Inside Hamas, there is no doubt that its military wing has been setting the tone since the end of Operation Protective Edge. So has the more radical faction within Hamas. Figures such as Yahya Sinwar and Rawhi Mushtaha, who dance somewhere on the borderline between Izz ad-Din al-Qassam and the political bureau and take a more militant line, grow stronger. The military wing, which is still commanded by Mohammed Deif, and its representatives in the political wing, is arguing with political bureau chief Khaled Mashaal, Ismail Haniyeh and others about tactics and even about strategy.
One of the issues being debated is Hamas’s relationship with the Palestinian Authority and the possibility of reconciliation. While Mashaal, Haniyeh and others see the Gaza Strip as part of Hamas’s larger project — a takeover of the PLO and the West Bank even at the price of temporary reconciliation with Fatah and the Palestinian Authority and giving up control of Gaza, the military wing does not accept that. In its view (Sinwar and Mushtaha, together with Fathi Hamad and others, side with the military wing), Gaza is a critically important project in and of itself, and control over it must not be relinquished at any stage.
Another issue in the dispute is the direction Hamas will take. Should it grow closer to the Sunni axis headed by Saudi Arabia or the Shiite axis led by Iran? It is quite likely that the agreement reached in Vienna last week on Iran’s nuclear program tipped the scales in favor of the military wing, which wants the more intensive funds and assistance offered by Iran.

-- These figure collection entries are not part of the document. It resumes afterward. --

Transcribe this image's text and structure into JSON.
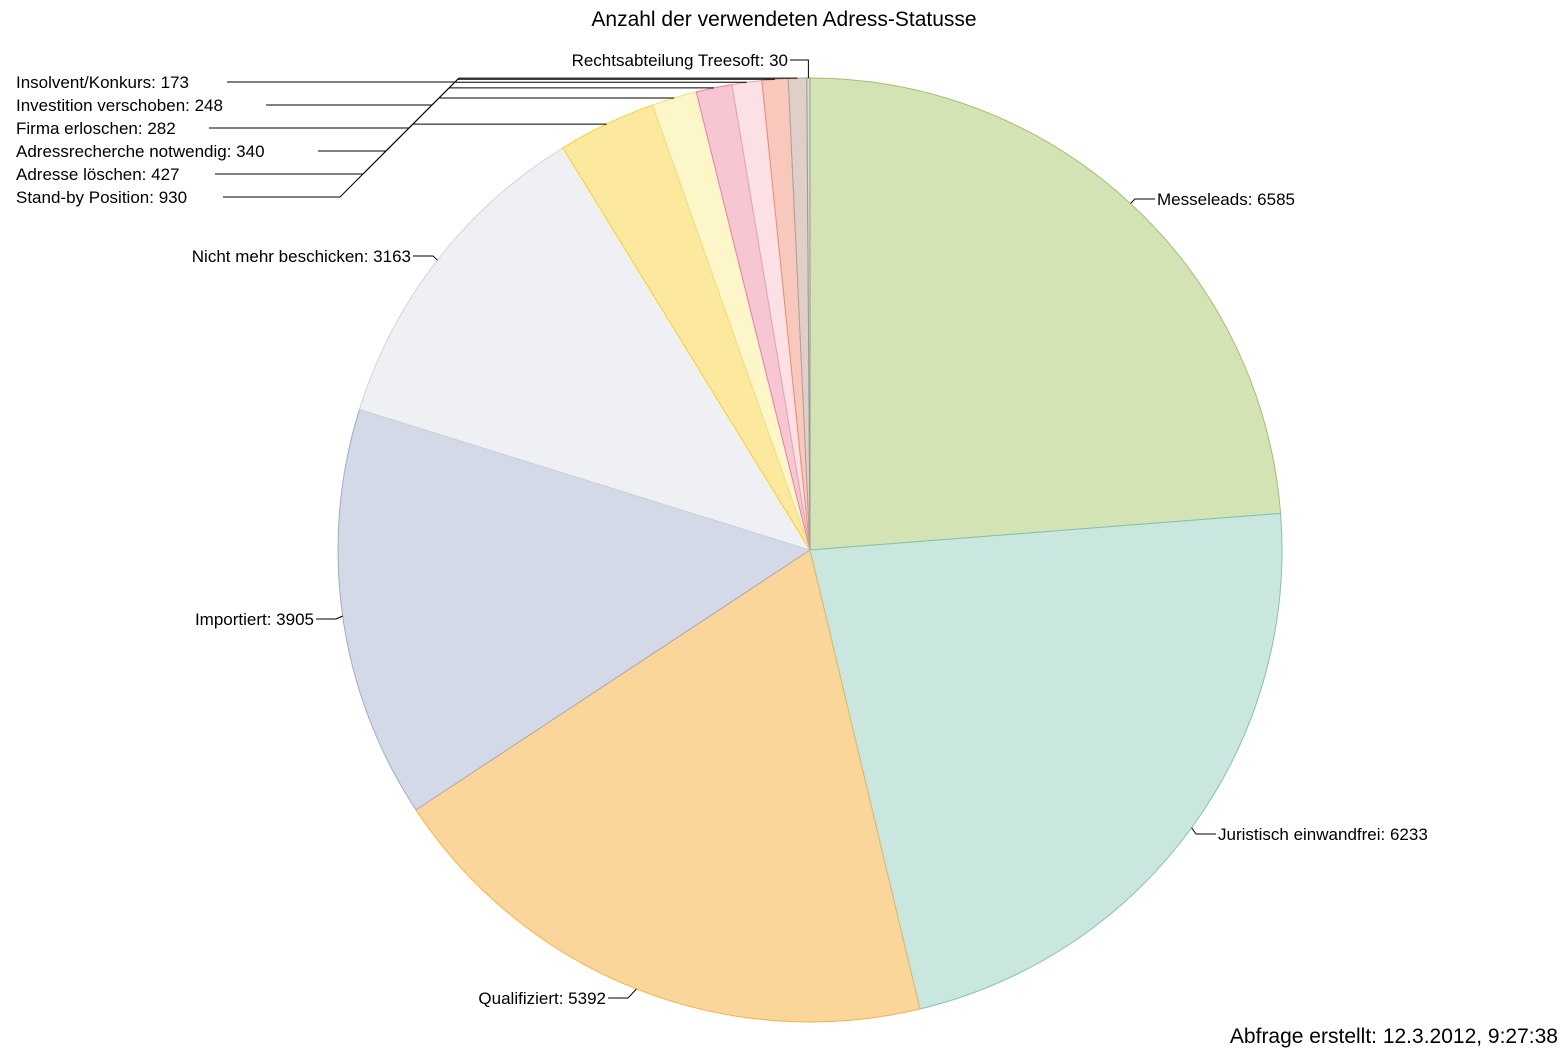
{
  "chart_data": {
    "type": "pie",
    "title": "Anzahl der verwendeten Adress-Statusse",
    "slices": [
      {
        "label": "Messeleads",
        "value": 6585,
        "color": "#d4e3b4",
        "stroke": "#a3c06a"
      },
      {
        "label": "Juristisch einwandfrei",
        "value": 6233,
        "color": "#c9e6df",
        "stroke": "#7fc4b3"
      },
      {
        "label": "Qualifiziert",
        "value": 5392,
        "color": "#fbd69a",
        "stroke": "#f4b24a"
      },
      {
        "label": "Importiert",
        "value": 3905,
        "color": "#d4d9e8",
        "stroke": "#a2aac9"
      },
      {
        "label": "Nicht mehr beschicken",
        "value": 3163,
        "color": "#eef0f4",
        "stroke": "#d0d4dc"
      },
      {
        "label": "Stand-by Position",
        "value": 930,
        "color": "#fde99d",
        "stroke": "#f3d040"
      },
      {
        "label": "Adresse löschen",
        "value": 427,
        "color": "#fdf6c8",
        "stroke": "#efe07a"
      },
      {
        "label": "Adressrecherche notwendig",
        "value": 340,
        "color": "#f6c7d2",
        "stroke": "#e4849a"
      },
      {
        "label": "Firma erloschen",
        "value": 282,
        "color": "#fbe0e6",
        "stroke": "#eaa2b3"
      },
      {
        "label": "Investition verschoben",
        "value": 248,
        "color": "#f8c8bc",
        "stroke": "#e98e76"
      },
      {
        "label": "Insolvent/Konkurs",
        "value": 173,
        "color": "#e0cfc8",
        "stroke": "#b89c92"
      },
      {
        "label": "Rechtsabteilung Treesoft",
        "value": 30,
        "color": "#dcd8d4",
        "stroke": "#999999"
      }
    ]
  },
  "footer": {
    "text": "Abfrage erstellt: 12.3.2012, 9:27:38"
  }
}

A final issue has to do with Israel. While the military wing makes more moderate and pragmatic noises from time to time about the need to reconsider the path of jihad, the members of Izz al-Din al-Qassam view holy war as the only way to accomplish Hamas’s goals, which include wiping Israel off the map. The agreement of the P5+1 with Iran could have a critical, negative influence on this issue as well.